"Just sayin' gets people sent away. Just sayin' got me a 9 year stretch in Alcatraz. So, just sayin' can get you buried real quick."It would be easy to open this review with a small recap on Johnny Depp’s recent career, and that is exactly what I shall do (I literally just wrote it would be easy to do such a thing, why wouldn’t I?). Having been starring in several indie pictures throughout the 90s and then being sucked into a seamless mass of studio films in the 21th century (not all of these are terrible but ‘Alice in Wonderland’, ‘Mortdecai’ and whichever ‘Pirates of the Caribbean’ that wasn’t the first one) his career may be in need of some sort of magnum opus, a reach back to the pure acting ability to prove to the world he van transform himself into more than just a quirky weirdo who makes funny gestures. Enter ‘Black Mass’.
Following a pivotal moment in the career of notorious gangster Whitey Bulger (Depp) as he is approached by an FBI agent called John Connolly (Joel Edgerton) who wants to recruit him as an informer in exchange for leniency on his own crimes, distilling the border between police and criminals.
I can immediately say that Johnny Depp has proved that he still has what it takes to be a serious actor. Undoubtedly many of you will have seen that terrifying teaser trailer in which Depp goes into a fear inducing monologue on par with Joe Pesci’s ‘funny how?’ speech from ‘Goodfellas’. That is just one of several scenes in which Depp stretches his abilities to go far beyond what we have seen of them in recent years. This performance ranges from the unnerving, to the ruthless and sometimes darkly comical. With all of the prosthetics Depp can sink into this role, but I would not say he disappears into it, I never quite forgot that I was watching a performance. Though it is still magnificent he appears to be someone that is playing Whitey Bulger, not someone who is Bulger.
The supporting cast around him are all on top form, they all succeed in raising multiple questions on morality and the lines between good and evil and it is all deeply impressive, or would be had ‘Sicario’ not already exploited that theme to what was, in my opinion, a deeper extent. But such a criticism is highly unfair to ‘Black Mass’ as it is not in direct competition with another film and should not be judged based purely on comparison to others.
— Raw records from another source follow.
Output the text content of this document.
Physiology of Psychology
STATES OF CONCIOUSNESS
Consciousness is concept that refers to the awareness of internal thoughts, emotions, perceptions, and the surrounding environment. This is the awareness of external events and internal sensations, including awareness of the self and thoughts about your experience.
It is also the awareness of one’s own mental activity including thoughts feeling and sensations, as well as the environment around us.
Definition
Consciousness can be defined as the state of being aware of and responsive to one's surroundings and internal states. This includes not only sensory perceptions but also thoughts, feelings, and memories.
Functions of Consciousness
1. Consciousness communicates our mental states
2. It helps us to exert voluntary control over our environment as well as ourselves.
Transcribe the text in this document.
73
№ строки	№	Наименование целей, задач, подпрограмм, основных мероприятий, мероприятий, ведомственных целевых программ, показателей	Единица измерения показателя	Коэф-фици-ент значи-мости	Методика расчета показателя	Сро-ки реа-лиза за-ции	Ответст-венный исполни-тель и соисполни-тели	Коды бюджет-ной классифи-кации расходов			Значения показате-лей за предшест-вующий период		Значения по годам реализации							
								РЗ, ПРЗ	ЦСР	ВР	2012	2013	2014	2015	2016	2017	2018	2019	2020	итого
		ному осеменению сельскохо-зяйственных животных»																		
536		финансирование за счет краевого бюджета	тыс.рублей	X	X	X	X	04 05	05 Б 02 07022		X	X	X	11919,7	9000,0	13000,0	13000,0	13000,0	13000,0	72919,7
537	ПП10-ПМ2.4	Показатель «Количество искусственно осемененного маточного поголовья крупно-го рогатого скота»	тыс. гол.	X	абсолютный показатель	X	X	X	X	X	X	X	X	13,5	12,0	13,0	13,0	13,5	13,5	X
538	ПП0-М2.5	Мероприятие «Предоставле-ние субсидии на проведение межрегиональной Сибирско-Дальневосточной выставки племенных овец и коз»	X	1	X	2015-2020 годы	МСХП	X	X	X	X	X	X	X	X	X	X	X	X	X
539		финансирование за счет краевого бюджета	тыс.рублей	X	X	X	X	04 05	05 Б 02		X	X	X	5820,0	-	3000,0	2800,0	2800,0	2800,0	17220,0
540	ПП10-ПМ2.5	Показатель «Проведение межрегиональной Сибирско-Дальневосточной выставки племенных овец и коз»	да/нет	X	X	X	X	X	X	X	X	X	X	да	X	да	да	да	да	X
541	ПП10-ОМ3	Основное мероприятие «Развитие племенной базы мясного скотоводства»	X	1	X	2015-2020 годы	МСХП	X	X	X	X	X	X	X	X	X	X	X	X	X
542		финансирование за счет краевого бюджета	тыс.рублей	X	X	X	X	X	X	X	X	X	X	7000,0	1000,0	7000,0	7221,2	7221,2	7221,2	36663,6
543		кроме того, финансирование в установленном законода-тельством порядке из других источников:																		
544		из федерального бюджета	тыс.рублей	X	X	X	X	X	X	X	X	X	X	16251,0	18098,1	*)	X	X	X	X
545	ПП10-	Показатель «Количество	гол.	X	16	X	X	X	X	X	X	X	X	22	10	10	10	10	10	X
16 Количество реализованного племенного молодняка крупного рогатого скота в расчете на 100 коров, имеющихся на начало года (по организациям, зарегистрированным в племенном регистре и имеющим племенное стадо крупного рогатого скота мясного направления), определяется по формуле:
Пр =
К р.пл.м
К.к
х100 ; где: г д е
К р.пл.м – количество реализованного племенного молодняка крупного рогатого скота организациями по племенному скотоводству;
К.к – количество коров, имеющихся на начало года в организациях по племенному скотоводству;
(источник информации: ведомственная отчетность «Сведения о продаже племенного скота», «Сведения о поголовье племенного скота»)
However I would say that I feel like I have seen a majority of this film before.
The reason being that unless it is paying some sort of homage to classic gangster films ‘Black Mass does not quite stand apart from other films of the genre. It feels over familiar in parts and too predictable. Being based on a true story I can hardly criticise the plot but maybe a more interesting way of telling that story would have been necessary. It does manage to inject some new energy into the classic genre and put a somewhat unique spin on it at times, but mostly it resembles a lot of other crime films I have already seen. Though director Scott Cooper does at least avoid the imitation trick as there is no showy camerawork that you would find in a Scorsese or Coppola picture, just setting a tone and maintaining it for the whole movie.
But back to that supporting cast (I deviated there slightly). Bulger’s brother played by Benedict Cumberbatch is a wonderfully counterintuitive compass to the gangster, warning him of the dangers of the game he is playing with both sides of the law. His brother is also a senator, and combine that with his status as an informer for the FBI, Cumberbatch and Edgerton are essentially shields for Bulger. They regret their own actions but are duty bound to protect the criminal, by blood or by profession and both convey that perfectly.
‘Black Mass’ is elevated to new heights by the direction, performances and themes rather than its script, dialogue and emotions. So it may be superficially magnificent, but ultimately a little hollow.